The Minnesota U.S. Attorney’s Office has charged 79 people with filing fraudulent reimbursement claims in the Summer Food Service Program and the Child and Adult Care Food Program for millions of meals that were never served.
In a sentencing memorandum filed Monday ahead of Bock’s Thursday sentencing hearing, prosecutors write that Bock orchestrated a scheme to steal more than $242 million from the programs.
A federal jury convicted Bock and former Safari Restaurant co-owner Salim Said last year.

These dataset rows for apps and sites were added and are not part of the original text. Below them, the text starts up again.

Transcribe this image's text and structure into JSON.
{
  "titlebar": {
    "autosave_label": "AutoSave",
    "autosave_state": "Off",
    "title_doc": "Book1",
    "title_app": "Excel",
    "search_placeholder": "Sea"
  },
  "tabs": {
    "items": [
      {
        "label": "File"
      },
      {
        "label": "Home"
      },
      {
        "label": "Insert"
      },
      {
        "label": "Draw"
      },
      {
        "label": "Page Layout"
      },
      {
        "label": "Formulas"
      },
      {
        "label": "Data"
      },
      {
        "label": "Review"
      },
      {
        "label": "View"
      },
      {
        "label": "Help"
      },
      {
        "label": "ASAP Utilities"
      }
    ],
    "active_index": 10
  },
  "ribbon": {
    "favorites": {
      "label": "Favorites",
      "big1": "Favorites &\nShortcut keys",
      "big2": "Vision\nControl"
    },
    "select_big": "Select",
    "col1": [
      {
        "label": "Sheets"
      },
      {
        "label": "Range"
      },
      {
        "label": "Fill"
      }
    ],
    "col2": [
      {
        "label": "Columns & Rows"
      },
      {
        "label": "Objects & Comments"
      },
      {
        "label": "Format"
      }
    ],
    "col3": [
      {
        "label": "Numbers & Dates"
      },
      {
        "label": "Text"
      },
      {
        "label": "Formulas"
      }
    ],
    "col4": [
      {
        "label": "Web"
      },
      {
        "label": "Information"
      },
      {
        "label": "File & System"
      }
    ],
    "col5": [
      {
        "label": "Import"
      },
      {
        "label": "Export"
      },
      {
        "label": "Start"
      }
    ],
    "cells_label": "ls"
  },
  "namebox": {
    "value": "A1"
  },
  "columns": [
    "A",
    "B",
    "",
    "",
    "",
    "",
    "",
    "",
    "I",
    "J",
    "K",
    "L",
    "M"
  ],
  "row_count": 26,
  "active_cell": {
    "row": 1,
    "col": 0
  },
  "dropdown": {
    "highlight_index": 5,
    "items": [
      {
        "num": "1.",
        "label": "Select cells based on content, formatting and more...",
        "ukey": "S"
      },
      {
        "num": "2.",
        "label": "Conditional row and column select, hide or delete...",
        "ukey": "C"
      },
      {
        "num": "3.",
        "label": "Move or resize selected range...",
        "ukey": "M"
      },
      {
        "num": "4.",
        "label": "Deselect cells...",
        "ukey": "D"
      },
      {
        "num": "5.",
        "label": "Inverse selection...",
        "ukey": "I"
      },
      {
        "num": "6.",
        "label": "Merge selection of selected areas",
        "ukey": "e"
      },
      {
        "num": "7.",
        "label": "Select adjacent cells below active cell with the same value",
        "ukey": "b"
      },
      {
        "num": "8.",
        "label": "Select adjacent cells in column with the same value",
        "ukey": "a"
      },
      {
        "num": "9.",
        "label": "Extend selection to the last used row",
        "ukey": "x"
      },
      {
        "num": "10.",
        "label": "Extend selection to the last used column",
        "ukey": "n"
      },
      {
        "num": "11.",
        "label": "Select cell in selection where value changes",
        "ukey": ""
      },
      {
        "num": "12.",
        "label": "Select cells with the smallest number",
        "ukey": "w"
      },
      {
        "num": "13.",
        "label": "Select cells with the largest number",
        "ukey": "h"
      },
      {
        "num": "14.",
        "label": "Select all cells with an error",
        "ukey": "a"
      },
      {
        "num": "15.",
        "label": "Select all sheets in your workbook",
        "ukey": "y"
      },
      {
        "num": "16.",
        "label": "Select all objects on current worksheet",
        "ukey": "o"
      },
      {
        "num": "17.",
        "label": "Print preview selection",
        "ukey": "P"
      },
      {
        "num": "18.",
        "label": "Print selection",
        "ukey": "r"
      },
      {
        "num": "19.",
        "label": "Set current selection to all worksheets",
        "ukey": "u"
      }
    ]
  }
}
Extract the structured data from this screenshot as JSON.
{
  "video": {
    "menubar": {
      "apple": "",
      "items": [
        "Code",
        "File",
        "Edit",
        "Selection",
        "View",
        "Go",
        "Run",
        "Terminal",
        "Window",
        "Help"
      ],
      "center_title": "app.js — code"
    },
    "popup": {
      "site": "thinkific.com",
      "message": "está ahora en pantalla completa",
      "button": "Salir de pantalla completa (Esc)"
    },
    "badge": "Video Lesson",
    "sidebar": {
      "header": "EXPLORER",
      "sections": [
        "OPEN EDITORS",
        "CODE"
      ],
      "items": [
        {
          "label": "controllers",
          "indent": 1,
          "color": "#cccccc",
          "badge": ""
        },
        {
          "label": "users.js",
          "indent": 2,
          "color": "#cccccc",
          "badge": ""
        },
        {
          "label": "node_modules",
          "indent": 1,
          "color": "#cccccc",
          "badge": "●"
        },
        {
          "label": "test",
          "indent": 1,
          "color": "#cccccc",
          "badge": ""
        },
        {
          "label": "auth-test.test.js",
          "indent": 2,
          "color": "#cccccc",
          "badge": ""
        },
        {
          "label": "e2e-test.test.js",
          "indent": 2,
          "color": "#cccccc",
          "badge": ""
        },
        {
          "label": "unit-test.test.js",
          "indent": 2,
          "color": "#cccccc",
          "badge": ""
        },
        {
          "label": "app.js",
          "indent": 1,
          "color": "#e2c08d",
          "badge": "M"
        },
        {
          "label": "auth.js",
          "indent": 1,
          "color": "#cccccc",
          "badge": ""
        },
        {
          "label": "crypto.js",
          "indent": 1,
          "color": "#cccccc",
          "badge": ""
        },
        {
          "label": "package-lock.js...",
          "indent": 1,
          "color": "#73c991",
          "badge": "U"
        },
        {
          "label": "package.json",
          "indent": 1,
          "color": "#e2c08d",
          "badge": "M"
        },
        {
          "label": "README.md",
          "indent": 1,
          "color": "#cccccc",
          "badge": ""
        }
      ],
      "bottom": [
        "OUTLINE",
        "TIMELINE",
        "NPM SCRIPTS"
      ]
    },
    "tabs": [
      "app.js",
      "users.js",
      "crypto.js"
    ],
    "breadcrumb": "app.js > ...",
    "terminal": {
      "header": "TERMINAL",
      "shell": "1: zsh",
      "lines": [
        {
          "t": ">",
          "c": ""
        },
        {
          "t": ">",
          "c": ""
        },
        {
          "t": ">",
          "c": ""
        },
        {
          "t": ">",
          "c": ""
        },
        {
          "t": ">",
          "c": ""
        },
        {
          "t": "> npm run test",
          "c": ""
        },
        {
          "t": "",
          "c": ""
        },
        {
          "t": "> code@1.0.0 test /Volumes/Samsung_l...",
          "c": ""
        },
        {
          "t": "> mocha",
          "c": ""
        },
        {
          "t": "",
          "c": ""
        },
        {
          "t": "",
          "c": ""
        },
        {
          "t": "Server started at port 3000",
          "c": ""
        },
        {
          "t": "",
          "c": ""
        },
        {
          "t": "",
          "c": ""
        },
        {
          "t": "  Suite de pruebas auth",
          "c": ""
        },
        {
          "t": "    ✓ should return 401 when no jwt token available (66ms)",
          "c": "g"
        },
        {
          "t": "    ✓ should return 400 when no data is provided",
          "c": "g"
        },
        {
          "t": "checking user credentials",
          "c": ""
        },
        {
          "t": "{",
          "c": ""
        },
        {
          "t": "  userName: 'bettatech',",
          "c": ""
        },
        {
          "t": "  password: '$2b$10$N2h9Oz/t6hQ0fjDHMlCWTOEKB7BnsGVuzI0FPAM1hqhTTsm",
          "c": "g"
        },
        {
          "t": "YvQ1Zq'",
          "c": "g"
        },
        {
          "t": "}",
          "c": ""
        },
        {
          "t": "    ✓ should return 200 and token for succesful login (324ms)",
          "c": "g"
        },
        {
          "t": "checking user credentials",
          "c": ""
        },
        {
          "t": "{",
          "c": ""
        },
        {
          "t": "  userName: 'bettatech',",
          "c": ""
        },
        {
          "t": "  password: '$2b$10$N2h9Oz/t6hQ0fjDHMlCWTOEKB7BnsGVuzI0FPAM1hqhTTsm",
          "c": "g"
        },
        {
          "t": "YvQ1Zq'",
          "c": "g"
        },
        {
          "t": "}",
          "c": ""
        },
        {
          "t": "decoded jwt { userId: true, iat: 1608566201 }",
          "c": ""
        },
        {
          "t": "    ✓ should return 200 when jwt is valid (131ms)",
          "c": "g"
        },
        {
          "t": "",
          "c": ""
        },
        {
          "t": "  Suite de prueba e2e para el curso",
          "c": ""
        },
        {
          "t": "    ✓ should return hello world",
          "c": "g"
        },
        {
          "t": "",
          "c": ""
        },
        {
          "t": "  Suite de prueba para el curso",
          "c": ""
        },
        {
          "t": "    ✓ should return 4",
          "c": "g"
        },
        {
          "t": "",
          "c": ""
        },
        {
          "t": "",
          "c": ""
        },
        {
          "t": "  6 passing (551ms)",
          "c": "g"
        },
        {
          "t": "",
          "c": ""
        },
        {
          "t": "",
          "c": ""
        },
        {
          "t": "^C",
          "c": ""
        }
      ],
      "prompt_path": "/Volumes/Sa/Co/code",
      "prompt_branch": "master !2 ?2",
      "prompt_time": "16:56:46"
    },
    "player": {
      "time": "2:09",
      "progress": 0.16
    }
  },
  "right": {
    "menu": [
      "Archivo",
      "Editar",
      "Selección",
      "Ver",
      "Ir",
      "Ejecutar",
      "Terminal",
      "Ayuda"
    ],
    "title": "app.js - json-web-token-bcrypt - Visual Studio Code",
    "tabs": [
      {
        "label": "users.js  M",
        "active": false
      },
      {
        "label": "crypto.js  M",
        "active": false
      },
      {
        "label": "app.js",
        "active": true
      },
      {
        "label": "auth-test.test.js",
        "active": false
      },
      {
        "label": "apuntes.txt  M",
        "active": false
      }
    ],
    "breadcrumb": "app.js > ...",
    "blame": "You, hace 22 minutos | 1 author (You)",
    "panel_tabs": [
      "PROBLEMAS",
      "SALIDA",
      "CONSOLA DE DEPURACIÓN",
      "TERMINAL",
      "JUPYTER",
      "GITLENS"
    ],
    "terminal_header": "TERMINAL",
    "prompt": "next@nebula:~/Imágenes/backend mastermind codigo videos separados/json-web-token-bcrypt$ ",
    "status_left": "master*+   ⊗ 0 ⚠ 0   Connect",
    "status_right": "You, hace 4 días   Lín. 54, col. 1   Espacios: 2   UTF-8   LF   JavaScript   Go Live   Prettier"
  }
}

Prosecutors say that Bock “herself certified each false claim being submitted for reimbursement,” and they described Feeding Our Future as a “sham nonprofit” set up to funnel stolen money to co-conspirators.
The government also argue that after her conviction, Bock has shown “zero respect for the law and no remorse for the harms she has caused” while continuing to deny responsibility.
Bock’s defense attorney Ken Udoibok is requesting a sentence of three years. He says the government’s loss calculation is unreliable and it’s unfair to attribute the entire amount to Bock.
In his own 75-page argument for leniency, Udoibok writes that the court “must sentence Ms. Bock based on what was proven against her, not on the sheer size of the broader public controversy, not on the conduct of every site operator and vendor who passed through the program.”